Не успел опустеть от настойки графинчик,

расстегнула она свою блузку и лифчик.

Ну, о чем толковать, коль само все решилось?

Вот она перед ним та, которая снилась!

Завтра рано вставать,

так что пусть по-скорее

все случится и спать.

До утра не жалея

ни себя, ни его

раззадорилась Настя,

потому, что поверила

в женское счастье.

А ему в эту ночь, ну совсем не леталось.

Он пытался, но женщина в страсти металась.

Он вонзился в нее и ногами задрыгал…

«Разве ж это полет?!!» — думал он. Как-то мигом

испарилось любовь — это ж тонкое дело!

И жениться на Насте уже не хотел он.

Как бы сразу уйти и, на первом трамвае,

ломануться домой. Что же скажет он маме?

А Настасья сопела, визжала, кряхтела…

Он скользил — ее тело, зачем-то, потело.

Все повторится

В слезинке из глаз там, где небо течет наизнанку,

полянку накрыл предрассветный промозглый туман.

Обман эта жизнь.
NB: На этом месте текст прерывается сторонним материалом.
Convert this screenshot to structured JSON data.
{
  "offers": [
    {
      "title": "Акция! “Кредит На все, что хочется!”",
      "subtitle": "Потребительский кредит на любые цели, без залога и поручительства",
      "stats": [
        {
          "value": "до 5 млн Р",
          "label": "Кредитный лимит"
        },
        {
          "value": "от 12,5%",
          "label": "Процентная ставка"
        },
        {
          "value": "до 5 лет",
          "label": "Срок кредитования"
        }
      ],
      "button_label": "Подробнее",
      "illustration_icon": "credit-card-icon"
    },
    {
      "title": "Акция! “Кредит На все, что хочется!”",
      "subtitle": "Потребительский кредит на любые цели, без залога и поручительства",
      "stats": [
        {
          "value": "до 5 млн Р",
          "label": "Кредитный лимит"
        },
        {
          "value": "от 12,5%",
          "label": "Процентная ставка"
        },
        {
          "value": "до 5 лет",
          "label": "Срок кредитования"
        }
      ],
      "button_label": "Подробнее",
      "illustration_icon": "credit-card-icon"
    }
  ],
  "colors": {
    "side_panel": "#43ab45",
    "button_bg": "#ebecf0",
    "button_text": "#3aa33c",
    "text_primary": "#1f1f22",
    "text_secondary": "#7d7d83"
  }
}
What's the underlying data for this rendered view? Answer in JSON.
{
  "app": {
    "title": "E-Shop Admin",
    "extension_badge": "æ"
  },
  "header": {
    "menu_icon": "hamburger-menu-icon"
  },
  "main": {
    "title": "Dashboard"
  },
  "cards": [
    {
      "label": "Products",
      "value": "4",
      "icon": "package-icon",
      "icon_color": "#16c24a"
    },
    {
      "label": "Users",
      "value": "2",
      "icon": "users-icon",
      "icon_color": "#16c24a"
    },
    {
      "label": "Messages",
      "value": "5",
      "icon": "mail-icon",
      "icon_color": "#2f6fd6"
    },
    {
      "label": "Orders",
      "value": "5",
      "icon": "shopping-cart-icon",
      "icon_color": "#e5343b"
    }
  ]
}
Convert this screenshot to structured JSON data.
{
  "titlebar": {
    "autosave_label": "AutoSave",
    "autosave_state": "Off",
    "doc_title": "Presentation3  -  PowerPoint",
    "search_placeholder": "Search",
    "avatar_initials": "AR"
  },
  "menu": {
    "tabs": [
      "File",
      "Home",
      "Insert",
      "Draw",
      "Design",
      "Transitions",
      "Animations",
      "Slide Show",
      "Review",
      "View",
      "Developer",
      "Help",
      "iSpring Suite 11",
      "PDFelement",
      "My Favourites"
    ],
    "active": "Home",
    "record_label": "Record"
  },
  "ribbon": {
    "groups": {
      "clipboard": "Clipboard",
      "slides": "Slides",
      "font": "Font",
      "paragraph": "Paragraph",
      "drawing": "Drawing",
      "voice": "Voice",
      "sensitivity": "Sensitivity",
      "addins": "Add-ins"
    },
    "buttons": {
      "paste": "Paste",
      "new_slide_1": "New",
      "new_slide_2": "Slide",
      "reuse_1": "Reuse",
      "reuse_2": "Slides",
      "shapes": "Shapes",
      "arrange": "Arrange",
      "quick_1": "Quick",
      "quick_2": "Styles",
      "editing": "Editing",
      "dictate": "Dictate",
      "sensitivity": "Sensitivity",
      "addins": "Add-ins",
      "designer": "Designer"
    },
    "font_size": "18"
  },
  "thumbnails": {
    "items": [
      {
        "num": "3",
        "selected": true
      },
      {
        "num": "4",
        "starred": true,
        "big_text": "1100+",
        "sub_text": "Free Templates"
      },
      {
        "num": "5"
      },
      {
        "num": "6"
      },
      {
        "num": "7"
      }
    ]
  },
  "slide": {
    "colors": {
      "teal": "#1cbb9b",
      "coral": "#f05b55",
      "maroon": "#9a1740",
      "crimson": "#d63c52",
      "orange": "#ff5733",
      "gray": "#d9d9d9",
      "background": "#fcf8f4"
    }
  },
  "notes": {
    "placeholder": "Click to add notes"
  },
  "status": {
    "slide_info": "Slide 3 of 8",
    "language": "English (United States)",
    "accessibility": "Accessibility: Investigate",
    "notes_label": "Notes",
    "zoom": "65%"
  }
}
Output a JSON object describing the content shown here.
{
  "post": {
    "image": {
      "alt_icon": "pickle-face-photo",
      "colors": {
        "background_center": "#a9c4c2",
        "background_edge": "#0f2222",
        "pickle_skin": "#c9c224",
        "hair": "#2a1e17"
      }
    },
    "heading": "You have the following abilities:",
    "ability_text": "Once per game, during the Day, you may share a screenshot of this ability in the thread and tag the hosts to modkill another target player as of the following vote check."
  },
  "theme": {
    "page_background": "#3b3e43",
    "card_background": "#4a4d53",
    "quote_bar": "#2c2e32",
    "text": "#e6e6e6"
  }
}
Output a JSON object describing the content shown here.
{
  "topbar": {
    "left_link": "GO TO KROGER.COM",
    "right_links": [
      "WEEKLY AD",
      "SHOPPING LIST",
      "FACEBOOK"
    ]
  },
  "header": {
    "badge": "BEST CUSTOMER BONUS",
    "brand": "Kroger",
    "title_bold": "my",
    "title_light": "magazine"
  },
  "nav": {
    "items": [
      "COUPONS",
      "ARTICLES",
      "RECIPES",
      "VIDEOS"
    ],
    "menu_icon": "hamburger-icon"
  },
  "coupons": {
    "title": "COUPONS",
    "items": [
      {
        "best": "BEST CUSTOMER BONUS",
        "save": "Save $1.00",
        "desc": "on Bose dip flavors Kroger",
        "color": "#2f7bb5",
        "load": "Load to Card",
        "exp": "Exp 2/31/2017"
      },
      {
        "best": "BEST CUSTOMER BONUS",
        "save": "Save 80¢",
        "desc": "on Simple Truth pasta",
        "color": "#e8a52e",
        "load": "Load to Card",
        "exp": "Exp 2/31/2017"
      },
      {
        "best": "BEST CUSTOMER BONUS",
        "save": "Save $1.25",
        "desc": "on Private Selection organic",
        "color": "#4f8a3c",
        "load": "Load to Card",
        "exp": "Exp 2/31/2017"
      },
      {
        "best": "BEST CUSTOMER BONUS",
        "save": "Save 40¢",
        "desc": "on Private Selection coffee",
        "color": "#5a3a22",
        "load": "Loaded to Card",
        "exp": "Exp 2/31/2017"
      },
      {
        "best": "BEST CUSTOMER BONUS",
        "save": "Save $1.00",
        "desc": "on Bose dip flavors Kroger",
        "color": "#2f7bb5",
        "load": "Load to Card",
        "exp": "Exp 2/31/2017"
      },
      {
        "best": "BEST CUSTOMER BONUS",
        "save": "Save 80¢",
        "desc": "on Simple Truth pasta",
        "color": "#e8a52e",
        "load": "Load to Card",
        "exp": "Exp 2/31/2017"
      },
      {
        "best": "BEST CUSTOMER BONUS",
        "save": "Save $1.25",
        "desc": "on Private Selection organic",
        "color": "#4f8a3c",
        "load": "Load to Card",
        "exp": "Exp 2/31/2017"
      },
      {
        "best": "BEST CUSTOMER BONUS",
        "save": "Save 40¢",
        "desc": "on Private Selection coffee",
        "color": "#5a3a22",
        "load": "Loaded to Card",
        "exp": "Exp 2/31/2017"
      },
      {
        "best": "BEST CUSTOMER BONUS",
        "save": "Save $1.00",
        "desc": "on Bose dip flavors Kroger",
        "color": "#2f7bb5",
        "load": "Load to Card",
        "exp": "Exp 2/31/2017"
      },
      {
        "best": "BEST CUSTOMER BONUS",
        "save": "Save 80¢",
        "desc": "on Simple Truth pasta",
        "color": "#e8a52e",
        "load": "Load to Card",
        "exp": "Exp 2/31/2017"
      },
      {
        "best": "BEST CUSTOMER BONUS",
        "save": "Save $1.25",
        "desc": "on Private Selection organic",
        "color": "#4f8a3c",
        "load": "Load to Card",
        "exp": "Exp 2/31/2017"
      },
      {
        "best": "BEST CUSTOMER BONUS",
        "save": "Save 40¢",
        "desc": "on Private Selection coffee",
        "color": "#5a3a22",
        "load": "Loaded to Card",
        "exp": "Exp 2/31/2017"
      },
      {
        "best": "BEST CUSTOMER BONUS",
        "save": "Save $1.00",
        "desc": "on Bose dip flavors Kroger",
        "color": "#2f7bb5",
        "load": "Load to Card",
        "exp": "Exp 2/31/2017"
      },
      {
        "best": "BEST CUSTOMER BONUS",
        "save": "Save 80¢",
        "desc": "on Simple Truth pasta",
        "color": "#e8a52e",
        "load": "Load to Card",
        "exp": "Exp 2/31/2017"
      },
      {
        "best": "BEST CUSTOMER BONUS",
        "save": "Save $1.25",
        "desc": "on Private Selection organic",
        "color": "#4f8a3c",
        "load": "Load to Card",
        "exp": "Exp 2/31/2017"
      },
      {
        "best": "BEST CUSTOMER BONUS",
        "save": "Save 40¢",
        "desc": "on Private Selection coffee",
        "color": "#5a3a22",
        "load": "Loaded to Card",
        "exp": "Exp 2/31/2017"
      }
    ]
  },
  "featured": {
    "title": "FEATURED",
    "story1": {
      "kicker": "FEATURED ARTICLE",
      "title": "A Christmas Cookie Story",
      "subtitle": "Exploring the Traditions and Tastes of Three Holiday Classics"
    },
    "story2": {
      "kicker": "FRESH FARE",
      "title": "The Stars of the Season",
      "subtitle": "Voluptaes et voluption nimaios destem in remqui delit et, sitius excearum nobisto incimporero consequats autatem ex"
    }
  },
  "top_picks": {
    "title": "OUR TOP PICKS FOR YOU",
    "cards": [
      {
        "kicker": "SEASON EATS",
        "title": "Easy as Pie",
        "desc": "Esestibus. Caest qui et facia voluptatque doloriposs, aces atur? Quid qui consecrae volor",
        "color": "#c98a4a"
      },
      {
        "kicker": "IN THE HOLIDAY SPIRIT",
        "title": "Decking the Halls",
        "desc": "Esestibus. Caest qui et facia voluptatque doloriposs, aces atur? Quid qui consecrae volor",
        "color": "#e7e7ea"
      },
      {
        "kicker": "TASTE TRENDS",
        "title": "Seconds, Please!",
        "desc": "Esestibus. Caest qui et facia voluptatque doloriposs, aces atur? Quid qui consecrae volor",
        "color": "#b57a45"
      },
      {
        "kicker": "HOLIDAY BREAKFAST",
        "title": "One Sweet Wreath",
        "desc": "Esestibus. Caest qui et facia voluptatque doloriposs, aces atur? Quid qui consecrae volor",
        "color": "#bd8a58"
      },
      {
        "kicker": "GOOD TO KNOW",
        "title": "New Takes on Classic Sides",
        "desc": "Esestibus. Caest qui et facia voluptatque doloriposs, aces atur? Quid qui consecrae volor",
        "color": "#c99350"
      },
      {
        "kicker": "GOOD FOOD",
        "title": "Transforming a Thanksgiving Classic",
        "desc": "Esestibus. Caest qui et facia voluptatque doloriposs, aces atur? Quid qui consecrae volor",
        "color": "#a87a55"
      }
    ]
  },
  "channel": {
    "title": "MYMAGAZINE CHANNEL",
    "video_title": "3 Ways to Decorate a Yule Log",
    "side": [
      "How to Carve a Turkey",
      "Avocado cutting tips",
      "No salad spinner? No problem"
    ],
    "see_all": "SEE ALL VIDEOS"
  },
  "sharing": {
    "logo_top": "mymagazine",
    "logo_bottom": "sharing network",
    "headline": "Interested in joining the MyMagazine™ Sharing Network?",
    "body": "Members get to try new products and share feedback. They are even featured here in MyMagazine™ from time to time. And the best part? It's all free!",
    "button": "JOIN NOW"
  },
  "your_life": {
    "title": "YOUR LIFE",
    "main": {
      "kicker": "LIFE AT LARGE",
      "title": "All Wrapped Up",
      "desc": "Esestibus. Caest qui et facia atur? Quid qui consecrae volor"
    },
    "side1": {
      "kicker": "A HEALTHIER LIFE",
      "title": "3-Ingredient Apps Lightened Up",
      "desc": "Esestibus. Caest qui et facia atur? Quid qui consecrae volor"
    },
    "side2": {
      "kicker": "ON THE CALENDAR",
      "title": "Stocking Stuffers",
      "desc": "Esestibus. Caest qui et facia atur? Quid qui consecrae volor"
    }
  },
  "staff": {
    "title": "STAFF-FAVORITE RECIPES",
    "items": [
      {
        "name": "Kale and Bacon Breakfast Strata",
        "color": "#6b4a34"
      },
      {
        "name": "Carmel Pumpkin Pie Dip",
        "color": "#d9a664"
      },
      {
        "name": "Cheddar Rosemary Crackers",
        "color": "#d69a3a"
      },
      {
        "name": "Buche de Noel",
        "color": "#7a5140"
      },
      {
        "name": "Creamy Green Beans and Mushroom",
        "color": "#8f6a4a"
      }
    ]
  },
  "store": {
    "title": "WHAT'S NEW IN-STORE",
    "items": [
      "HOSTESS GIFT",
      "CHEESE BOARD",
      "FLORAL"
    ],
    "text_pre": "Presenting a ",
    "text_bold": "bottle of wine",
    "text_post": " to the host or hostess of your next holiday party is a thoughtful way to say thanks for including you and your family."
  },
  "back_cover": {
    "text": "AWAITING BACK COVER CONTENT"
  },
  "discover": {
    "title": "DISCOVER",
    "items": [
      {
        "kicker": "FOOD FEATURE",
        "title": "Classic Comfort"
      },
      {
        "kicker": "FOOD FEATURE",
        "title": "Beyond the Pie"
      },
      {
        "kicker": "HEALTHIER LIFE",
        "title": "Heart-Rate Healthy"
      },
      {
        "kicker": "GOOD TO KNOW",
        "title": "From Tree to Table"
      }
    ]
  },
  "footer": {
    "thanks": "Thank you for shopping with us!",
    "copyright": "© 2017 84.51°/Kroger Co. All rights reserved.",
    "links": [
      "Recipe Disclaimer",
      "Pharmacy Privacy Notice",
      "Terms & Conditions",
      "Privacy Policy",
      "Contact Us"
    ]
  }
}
И другая жизнь тоже обман —

Залетным орлам, затаившимся кобрам приманка.

Но, кролиководства учебник до дыр прочитав,

усвоим одно: размножение смерти подобно.

И станем мечтать о бессмертии в мире загробном.

И души коростой изъест эта злая мечта.

Мы снова костры разведем, возведем эшафоты.

От Имени Сверху решим кому в Ад, кому в Рай.

И капелька крови блеснет с золотого пера.

И слово родится, и медом наполнятся соты.

И все повторится. И, да не иссякнет река

людского потока всех рас, тысяч вер и повадок.

Так, под барабанную дробь мирового парада,

ведут исчисления, делят мгновенья века.